The attack has heightened tensions in the region and renewed fears of a bigger clash breaking out that could draw in neighboring countries, including Japan, where about 50,000 U.S. troops are based under a security pact.

South Korea’s New Defense Chief Threatens Air Strikes on North

South Korea’s new defense minister vowed retaliation that would include airstrikes if North Korea makes another attack following last month’s deadly artillery bombardment.

“I will mobilize all combat capabilities available to severely punish the enemy,” Kim Kwan Jin, former chairman of the Joint Chiefs of Staff, said today at a confirmation hearing. “I will surely use planes.
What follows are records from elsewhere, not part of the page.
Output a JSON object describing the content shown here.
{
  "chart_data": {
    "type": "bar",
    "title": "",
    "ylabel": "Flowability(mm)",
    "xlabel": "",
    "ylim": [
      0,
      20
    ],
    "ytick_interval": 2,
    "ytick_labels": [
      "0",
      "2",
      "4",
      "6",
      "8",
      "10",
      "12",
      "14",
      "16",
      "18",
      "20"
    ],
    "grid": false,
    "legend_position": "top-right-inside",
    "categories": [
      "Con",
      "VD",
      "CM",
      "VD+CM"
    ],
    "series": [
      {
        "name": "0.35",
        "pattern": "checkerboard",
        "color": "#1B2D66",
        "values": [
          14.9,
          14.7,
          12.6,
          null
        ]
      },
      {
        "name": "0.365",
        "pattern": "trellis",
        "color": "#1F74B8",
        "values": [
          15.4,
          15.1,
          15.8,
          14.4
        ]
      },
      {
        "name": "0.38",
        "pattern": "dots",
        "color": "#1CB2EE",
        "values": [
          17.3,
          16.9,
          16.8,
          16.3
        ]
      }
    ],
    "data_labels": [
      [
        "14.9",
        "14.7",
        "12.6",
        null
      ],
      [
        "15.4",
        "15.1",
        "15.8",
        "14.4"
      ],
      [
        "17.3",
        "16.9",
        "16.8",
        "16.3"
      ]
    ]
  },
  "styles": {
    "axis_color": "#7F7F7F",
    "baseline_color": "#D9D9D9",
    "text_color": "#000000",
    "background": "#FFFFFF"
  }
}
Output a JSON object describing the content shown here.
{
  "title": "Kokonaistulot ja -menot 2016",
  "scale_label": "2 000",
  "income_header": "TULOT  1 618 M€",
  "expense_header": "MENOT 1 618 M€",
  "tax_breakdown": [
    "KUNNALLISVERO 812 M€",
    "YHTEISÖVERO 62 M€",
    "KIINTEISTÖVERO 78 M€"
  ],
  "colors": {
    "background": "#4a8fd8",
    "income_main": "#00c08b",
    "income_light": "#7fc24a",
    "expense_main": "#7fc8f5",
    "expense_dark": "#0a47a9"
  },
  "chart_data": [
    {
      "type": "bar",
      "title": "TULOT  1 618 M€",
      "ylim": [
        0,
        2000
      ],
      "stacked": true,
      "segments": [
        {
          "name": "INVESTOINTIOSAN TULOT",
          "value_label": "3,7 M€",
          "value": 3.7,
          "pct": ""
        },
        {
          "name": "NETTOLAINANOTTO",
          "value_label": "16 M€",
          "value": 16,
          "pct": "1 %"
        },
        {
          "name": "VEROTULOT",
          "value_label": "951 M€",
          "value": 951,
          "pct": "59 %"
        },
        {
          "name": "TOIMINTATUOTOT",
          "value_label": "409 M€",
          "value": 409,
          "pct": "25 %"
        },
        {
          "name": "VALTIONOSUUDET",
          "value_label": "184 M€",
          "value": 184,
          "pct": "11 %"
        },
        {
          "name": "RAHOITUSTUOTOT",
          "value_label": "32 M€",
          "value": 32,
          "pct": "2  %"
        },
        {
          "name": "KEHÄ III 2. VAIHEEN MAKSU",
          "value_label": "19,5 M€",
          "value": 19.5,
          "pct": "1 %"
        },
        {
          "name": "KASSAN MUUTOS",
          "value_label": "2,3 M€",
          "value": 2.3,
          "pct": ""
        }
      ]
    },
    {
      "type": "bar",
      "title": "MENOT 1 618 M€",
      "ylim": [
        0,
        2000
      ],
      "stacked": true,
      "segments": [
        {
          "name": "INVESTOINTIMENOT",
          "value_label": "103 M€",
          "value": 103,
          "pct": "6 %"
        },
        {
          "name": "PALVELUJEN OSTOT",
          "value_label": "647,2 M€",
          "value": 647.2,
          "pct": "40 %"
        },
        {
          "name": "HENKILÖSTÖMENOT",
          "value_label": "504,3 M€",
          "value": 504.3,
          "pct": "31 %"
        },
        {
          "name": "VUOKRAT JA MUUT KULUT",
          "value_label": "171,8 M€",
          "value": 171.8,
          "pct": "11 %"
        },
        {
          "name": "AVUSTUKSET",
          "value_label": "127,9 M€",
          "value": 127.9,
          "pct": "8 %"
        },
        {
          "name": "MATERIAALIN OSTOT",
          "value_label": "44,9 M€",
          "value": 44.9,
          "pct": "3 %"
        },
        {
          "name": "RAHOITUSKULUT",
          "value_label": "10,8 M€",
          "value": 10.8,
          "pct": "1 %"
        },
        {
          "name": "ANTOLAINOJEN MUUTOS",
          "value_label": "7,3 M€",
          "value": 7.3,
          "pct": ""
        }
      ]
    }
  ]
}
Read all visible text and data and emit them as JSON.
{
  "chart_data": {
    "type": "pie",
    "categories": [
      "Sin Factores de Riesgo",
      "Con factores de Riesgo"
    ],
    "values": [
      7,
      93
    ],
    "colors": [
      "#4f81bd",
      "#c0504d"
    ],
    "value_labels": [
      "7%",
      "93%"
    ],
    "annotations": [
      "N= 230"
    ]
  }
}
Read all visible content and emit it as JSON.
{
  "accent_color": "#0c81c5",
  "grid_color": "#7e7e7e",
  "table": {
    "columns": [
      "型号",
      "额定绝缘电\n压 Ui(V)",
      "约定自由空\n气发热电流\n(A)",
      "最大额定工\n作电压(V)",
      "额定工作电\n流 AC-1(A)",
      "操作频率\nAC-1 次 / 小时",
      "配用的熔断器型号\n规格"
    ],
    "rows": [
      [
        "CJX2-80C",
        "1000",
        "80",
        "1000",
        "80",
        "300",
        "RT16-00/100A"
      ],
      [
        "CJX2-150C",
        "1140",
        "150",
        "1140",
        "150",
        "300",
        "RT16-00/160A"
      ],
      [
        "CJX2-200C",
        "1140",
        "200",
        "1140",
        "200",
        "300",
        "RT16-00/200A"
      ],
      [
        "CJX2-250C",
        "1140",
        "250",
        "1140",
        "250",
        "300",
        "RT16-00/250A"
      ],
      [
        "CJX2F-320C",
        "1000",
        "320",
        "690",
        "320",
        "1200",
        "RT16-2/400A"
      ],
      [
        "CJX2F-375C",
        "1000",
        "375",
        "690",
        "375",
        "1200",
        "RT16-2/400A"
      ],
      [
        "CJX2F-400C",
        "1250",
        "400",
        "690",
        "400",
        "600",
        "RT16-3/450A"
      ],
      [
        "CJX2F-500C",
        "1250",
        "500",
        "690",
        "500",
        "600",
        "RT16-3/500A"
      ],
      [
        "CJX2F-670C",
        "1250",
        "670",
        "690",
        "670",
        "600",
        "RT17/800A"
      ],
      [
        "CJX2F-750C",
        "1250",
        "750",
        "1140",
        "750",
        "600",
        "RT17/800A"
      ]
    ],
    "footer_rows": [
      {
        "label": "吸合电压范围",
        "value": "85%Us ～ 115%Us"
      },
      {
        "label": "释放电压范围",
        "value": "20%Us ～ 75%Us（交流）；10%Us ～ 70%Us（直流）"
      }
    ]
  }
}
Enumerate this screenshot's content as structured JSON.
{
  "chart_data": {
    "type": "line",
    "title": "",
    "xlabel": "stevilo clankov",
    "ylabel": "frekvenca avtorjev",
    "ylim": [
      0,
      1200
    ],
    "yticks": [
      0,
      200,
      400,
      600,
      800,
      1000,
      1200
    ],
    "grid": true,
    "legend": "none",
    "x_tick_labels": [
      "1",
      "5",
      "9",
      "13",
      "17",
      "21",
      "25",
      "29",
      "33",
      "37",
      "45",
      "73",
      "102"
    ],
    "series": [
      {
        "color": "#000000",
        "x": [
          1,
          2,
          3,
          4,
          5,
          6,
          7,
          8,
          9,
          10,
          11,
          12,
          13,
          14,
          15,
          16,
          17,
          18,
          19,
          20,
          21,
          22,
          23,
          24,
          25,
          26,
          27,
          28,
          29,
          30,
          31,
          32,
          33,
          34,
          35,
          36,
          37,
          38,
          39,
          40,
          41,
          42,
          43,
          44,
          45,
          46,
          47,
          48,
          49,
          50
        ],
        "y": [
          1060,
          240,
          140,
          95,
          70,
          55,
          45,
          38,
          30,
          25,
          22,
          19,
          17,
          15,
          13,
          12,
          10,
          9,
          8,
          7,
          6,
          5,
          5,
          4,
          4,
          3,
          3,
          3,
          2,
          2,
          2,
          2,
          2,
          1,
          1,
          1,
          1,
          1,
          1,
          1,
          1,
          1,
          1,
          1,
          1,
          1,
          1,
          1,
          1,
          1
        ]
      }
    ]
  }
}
This is a matter of self-defense.”

This may be a sign that the crisis is cooling a bit..

“The latest tough talk seemed to be mostly aimed at deterring North Korea from further provocations,” said Kim Yong Hyun, a professor of North Korean studies at Dongguk University in Seoul. “There is only so much South Korea can do in terms of tough actions when there’s little assurance of how far North Korea will go.”

Or maybe cooling not so much..

A news report says North Korea now has more multiple-launch rockets capable of hitting Seoul.

Yonhap news agency says North Korea has increased its arsenal of rockets by 100 pieces to about 5,200. Yonhap cited an unidentified South Korean military source.

The agency says the rockets have a range of 37 miles (60 kilometers), putting Seoul within striking distance.